Figure 23 shows the measured varying P-V characteristics and $\mathsf{\alpha }$ of the PV cell under varying illuminance conditions, from the normalized illuminance 1 to 1/16. Each illuminance step is quantized by the distance and the neutral-density filter and normalized by the Illuminance-1 that was measured under a 0.3-m distance between the PV cell and the LED lamp. As shown in Figure 23b, $\alpha$ varies significantly from 0.69 to 0.79 depending on illuminance. Figure 24 illustrates comparison of the energy loss between the conventional and the proposed FOCV with the refreshing frequency, $f_0$, under varying illuminance over 13 h (Scenario III). In Figure 24, the energy loss caused by the conventional and the proposed FOCV are 585.58 mWs and 0.35 mWs, respectively. According to Figure 23, the energy loss by the proposed FOCV decreased by 99.94% of that of the conventional FOCV.

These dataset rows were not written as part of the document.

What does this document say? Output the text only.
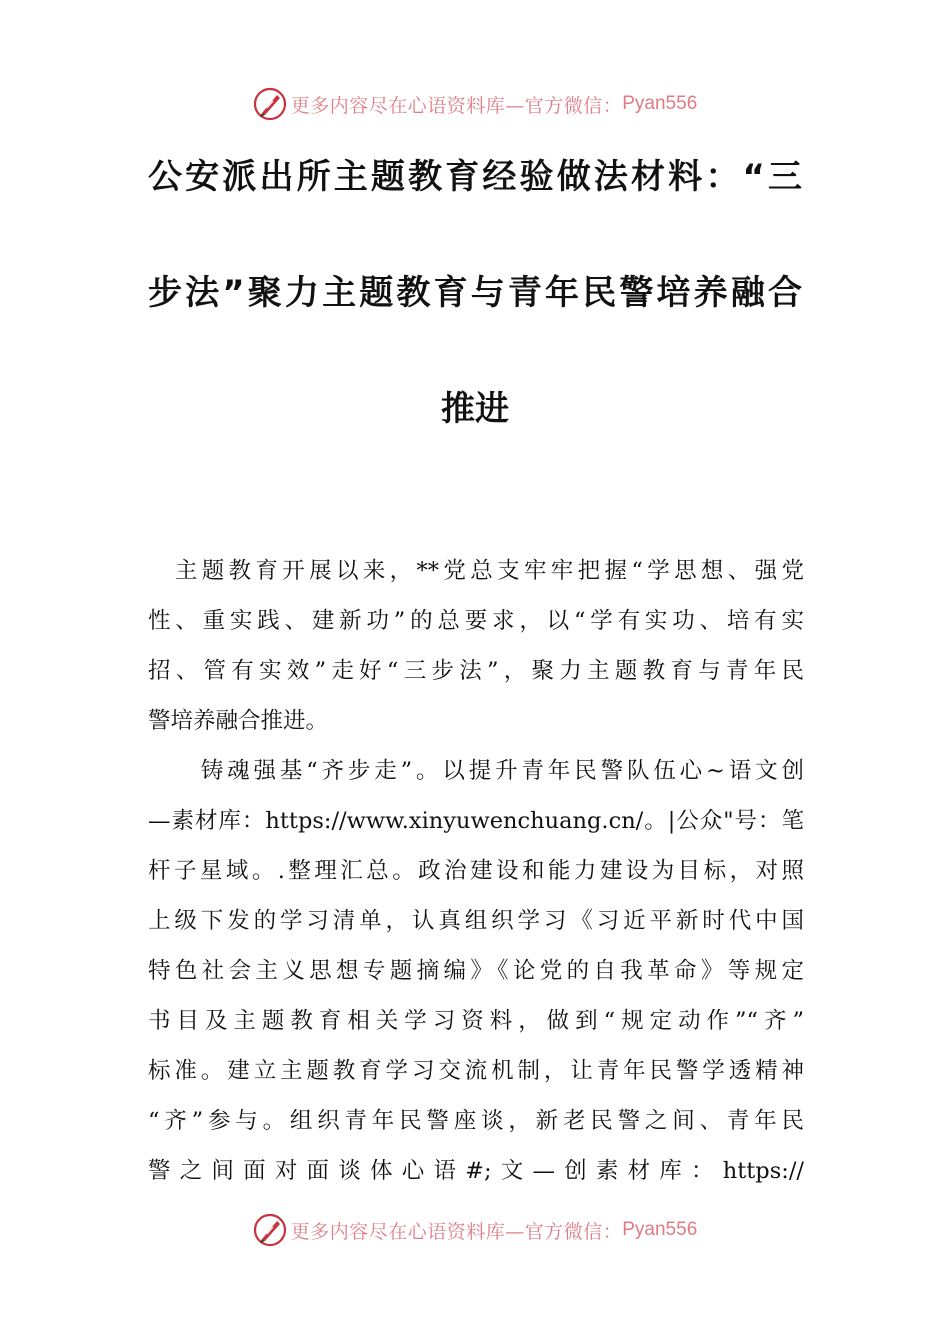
更多内容尽在心语资料库—官方微信： Pyan556
公安派出所主题教育经验做法材料：“三
步法”聚力主题教育与青年民警培养融合
推进
　主题教育开展以来，**党总支牢牢把握“学思想、强党
性、重实践、建新功”的总要求，以“学有实功、培有实
招、管有实效”走好“三步法”，聚力主题教育与青年民
警培养融合推进。
　　铸魂强基“齐步走”。以提升青年民警队伍心~语文创
—素材库：https://www.xinyuwenchuang.cn/。|公众"号：笔
杆子星域。.整理汇总。政治建设和能力建设为目标，对照
上级下发的学习清单，认真组织学习《习近平新时代中国
特色社会主义思想专题摘编》《论党的自我革命》等规定
书目及主题教育相关学习资料，做到“规定动作”“齐”
标准。建立主题教育学习交流机制，让青年民警学透精神
“齐”参与。组织青年民警座谈，新老民警之间、青年民
警之间面对面谈体心语#;文—创素材库：https://
更多内容尽在心语资料库—官方微信： Pyan556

Figure 25 compares energy losses of a PV cell and the proposed FOCV MPPT according to refreshing frequency under three scenarios. In Figure 25a, the energy loss in a PV cell depends on the refreshing frequency of $\alpha$, where refreshing frequencies are normalized by $f_0$. The energy dissipation of the proposed control is proportional to the refreshing frequency. The energy loss reaches to almost zero when the refreshing frequency is higher than or equal to one. The total energy loss of the system, including a PV cell and the MPPT control, is the sum of the energy loss and the dissipated chip energy. Figure 25b indicates that the total energy loss of the proposed system can be minimized when the refreshing frequency is one.

6. Conclusions

In this paper, an intermittent FOCV MPPT using an I-V curve tracer is proposed as a solution for energy loss caused by the mismatch of $\alpha$ due to varying environmental conditions like temperature and illuminance. To minimize energy loss, the proposed FOCV MPPT system is designed to dynamically scan the I-V curve of a PV cell to detect the GMPP, not the local MPP, and intermittently reset the MPP for varying environmental conditions. The proposed FOCV MPPT system sets $\alpha$ in 8-bit resolution. As the chip power consumption is relatively small compared to the PV cell rated power, the proposed FOCV MPPT system with a refreshing frequency higher than the environmental change substantially reduces the energy loss, by up to 99.9% as compared to a conventional FOCV, based on daily environmental conditions.